I can't help but notice how different Shannon was from another subject of a Hilaritas podcast, Buckminster Fuller. As Alec Nevala-Lee's biography shows, Fuller did have many interesting ideas, but he fibbed constantly about his biography and achievements, took credit for other people's ideas, exaggerated his successes and constantly sought fame and acclamation. A Hilaritas podcast with Kurt Przybilla covers some of Fuller's ideas and also transmits some of Fuller's self-serving BS, although to Przybilla's credit, he corrected podcast host Mike Gathers when Mike suggested that Fuller might be the kind of person who didn't worry about credit. (The podcast came out before the Nevala-Lee book, so neither the host nor the interviewee had access to Nevala-Lee's revelations).

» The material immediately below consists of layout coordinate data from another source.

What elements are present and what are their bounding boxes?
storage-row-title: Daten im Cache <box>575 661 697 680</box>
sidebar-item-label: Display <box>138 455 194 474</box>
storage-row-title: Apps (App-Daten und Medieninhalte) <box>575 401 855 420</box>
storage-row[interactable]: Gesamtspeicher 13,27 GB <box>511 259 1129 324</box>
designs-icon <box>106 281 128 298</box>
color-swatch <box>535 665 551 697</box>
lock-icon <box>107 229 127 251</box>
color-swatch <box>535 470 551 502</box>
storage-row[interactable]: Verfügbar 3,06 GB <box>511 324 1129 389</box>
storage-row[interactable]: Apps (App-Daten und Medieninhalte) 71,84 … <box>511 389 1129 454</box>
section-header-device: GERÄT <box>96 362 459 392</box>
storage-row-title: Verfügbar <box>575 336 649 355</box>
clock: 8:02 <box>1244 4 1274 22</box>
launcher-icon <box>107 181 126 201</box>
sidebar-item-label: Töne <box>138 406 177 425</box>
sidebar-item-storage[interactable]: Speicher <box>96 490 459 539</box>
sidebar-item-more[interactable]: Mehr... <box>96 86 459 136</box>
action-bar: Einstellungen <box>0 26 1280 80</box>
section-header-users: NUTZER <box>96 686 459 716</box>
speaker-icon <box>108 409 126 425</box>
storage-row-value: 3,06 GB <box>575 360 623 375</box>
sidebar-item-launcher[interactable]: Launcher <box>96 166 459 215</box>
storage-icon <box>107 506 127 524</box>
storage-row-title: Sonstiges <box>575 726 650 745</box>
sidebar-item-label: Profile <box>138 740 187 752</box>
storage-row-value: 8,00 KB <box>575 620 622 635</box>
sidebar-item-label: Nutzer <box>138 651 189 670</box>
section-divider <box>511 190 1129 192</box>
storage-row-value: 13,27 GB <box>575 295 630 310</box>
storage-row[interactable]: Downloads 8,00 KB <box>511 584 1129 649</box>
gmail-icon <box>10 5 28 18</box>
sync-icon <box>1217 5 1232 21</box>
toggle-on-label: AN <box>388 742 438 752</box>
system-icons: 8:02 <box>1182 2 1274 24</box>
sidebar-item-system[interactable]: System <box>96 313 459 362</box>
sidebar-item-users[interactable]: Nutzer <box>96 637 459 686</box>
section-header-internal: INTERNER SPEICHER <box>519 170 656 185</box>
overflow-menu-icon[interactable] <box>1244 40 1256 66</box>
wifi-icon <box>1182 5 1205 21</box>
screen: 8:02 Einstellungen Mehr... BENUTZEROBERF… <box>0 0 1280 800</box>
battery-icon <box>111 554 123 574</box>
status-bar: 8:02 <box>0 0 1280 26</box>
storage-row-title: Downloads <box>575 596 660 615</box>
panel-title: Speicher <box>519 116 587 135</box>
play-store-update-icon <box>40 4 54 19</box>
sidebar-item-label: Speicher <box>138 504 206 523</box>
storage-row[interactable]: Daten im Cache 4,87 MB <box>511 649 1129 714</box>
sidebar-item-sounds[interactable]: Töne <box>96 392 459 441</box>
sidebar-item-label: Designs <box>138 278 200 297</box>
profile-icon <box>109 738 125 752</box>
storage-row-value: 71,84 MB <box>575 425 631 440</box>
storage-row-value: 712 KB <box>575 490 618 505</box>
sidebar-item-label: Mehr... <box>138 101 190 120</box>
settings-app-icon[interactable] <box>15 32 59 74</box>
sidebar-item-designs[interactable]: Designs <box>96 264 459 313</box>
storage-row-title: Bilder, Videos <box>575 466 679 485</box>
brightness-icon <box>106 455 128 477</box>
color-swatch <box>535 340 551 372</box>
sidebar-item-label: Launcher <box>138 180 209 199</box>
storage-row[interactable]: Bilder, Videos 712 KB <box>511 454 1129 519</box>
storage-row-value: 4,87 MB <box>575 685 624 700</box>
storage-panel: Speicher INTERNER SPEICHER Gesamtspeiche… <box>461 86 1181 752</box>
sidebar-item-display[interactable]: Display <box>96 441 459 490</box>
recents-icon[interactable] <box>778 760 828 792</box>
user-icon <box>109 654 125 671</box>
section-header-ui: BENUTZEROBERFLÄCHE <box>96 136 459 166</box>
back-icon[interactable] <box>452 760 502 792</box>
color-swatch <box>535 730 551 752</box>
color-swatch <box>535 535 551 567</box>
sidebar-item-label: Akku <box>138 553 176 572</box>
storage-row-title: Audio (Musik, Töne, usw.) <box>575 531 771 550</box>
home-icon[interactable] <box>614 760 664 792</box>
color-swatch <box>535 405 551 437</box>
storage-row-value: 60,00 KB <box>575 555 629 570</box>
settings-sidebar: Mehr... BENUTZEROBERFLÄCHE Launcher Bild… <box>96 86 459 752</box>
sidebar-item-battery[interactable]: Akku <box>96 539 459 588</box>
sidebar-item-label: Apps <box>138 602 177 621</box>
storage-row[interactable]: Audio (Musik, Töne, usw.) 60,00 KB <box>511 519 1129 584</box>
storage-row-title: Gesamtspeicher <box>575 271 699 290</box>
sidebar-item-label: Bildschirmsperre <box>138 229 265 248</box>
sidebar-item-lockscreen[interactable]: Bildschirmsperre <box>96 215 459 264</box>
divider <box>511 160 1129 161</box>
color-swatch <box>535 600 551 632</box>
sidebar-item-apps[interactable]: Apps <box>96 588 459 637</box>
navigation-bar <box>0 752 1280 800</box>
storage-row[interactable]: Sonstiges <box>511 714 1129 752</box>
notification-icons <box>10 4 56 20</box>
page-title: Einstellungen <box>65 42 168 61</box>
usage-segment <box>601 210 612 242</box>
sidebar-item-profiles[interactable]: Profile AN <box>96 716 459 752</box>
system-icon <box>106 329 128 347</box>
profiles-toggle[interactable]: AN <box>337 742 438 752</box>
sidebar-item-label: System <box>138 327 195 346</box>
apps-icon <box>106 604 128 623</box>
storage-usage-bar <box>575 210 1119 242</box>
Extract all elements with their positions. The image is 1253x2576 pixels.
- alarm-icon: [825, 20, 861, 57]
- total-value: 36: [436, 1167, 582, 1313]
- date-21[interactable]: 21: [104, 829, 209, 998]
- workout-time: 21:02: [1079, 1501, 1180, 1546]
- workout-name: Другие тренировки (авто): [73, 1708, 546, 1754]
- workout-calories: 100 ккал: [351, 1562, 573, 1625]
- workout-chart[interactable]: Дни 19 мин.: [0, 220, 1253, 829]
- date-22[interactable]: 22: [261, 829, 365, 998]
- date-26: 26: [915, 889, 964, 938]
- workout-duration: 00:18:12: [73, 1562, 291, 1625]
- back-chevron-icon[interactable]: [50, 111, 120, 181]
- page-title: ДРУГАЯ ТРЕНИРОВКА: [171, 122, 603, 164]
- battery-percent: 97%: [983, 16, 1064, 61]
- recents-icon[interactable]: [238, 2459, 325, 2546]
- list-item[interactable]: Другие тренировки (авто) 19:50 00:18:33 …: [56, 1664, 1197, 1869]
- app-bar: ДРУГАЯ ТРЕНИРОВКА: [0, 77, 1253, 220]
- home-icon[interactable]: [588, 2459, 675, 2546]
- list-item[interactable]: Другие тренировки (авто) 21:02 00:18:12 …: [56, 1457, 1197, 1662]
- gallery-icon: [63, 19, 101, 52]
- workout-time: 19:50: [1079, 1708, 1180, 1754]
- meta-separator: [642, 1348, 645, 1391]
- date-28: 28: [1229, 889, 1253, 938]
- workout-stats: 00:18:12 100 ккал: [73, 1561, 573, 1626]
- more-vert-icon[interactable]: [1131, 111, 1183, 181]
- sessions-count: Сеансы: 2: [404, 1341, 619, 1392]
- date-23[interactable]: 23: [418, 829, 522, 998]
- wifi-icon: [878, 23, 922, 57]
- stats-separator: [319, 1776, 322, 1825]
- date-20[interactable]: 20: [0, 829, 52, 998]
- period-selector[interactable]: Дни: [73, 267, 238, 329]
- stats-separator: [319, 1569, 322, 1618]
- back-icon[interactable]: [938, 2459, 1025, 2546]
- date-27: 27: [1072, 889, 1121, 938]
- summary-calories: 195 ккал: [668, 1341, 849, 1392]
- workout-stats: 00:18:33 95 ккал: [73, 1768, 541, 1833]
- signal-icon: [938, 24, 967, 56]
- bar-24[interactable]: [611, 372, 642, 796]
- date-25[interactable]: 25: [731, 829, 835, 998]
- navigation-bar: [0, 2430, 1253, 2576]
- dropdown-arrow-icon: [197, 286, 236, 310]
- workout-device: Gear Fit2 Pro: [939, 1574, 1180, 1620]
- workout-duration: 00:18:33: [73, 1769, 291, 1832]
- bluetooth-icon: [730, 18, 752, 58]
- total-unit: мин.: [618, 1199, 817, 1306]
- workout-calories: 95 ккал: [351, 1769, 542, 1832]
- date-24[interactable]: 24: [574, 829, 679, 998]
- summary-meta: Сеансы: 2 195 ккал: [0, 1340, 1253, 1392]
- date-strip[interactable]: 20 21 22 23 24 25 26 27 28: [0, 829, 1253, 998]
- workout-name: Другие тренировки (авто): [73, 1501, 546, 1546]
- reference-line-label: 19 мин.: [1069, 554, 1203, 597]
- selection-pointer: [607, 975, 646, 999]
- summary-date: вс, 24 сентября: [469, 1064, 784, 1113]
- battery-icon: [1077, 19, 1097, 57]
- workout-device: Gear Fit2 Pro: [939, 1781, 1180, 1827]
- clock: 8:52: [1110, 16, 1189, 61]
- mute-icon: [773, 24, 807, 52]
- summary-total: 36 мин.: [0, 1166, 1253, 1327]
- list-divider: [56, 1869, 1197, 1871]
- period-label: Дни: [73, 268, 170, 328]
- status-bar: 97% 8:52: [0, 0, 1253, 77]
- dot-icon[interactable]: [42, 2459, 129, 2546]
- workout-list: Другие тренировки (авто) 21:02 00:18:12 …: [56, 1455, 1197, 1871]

Shannon simply pursued his own interests. He avoided publicity when he could and tried to avoid being turned into a guru.
After Shannon became famous, he wrote a piece called "The Bandwagon" in which he tried to discourage others from turning Shannon's information theories into all-purpose explanations for unrelated fields. And when Fortune magazine ran a piece on Shannon, with two opening paragraphs hailing Shannon's genius, Shannon protested that "communication theory is not in the same league with relatively and quantum mechanics."
It's also telling, I think, that Fuller apparently made up a story about Albert Einstein appreciating Fuller's genius while Shannon downplayed his interactions with Einstein, merely saying they sometimes waved to each other. Shannon worked for awhile at the Institute for Advanced Study at Princeton, where Einstein was the most famous scholar. According to one story, one time when Shannon was lecturing, Einstein wandered into the classroom, listened for awhile, whispered into the ear of a man at the back, and then left. When he finished his class, Shannon rushed to the back of the room to find out what the great man had said. Einstein had asked where to find the bathroom!